Die Arbeitslosenversicherungsfreiheit geringfügiger Beschäftigungen ergibt sich aus § 27 Abs. 2 SGB III. Das gilt nach § 27 Abs. 2 Satz 2 Nr. 1 SGB III nicht bei geringfügiger Beschäftigung i.R.e. betriebliche Ausbildung bzw. i.R.d. Jugendfreiwilligendienstes oder bei einer beruflichen Wiedereingliederung (Nr. 3). Darüber hinaus besteht nach § 27 Abs. 5 Satz 1 SGB III für solche Arbeitnehmer Versicherungsfreiheit in der Arbeitslosenversicherung, die neben dem Anspruch auf Arbeitslosengeld eine Beschäftigung ausüben. Ein Anspruch auf Arbeitslosengeld besteht allerdings nur dann, wenn unter anderem Arbeitslosigkeit i.S.v. § 138 Abs. 1 SGB III vorliegt. Dies setzt nach § 138 Abs. 3 SGB III voraus, dass der Arbeitnehmer in keinem oder nur in einem Beschäftigungsverhältnis mit einer Arbeitszeit von weniger als 15 Stunden in der Woche steht. Somit liegt nur bei einer neben dem Arbeitslosengeldbezug bestehenden Beschäftigung mit einer Arbeitszeit von unter 15 Stunden in der Woche Arbeitslosenversicherungsfreiheit vor. Die Versicherungsfreiheit nach § 27 Abs. 5 Satz 1 SGB III gilt nicht für Bezieher von Teilarbeitslosengeld; sie sind nur dann arbeitslosenversicherungsfrei, wenn sie eine geringfügig entlohnte Beschäftigung oder eine kurzfristige Beschäftigung mit einem Arbeitsentgelt von nicht mehr als 450,00 EUR im Monat ausüben.

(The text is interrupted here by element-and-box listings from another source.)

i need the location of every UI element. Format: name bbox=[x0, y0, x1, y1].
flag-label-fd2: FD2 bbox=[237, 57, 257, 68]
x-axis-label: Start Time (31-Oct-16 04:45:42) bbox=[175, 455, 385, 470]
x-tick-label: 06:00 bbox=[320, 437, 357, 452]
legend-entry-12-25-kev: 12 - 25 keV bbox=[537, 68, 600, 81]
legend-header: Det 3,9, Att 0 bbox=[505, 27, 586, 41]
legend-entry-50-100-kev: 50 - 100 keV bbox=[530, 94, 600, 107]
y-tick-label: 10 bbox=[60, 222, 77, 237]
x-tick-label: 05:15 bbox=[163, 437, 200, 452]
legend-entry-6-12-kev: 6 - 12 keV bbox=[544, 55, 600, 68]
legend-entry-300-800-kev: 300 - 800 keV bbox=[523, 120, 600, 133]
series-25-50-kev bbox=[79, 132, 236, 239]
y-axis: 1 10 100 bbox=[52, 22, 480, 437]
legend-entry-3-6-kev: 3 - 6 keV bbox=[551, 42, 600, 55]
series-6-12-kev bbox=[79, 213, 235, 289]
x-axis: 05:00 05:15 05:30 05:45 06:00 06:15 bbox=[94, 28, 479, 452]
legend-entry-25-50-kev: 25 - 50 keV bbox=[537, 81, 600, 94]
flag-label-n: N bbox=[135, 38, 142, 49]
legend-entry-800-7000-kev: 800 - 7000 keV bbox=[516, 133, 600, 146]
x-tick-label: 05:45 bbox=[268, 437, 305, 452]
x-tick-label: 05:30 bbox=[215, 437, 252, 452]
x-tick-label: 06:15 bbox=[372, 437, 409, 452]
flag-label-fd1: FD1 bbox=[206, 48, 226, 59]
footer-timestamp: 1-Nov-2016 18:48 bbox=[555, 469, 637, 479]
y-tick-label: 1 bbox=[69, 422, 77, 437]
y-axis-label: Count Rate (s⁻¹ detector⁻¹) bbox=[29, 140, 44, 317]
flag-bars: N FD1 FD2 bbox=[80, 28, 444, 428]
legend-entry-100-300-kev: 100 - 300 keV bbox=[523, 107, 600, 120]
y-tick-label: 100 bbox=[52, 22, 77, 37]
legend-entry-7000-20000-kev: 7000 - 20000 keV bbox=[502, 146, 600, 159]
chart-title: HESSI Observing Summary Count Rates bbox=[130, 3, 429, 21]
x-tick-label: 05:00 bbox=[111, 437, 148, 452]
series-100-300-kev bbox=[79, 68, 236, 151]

Nach § 28 SGB III besteht Versicherungsfreiheit bei Vollendung der Regelaltersgrenze, bei festgestellter Leistungsminderung, bei Anspruch auf Rente wegen voller Erwerbsminderung eines ausländischen Leistungsträgers, bei Rentenzuerkennung und bei Seeleuten.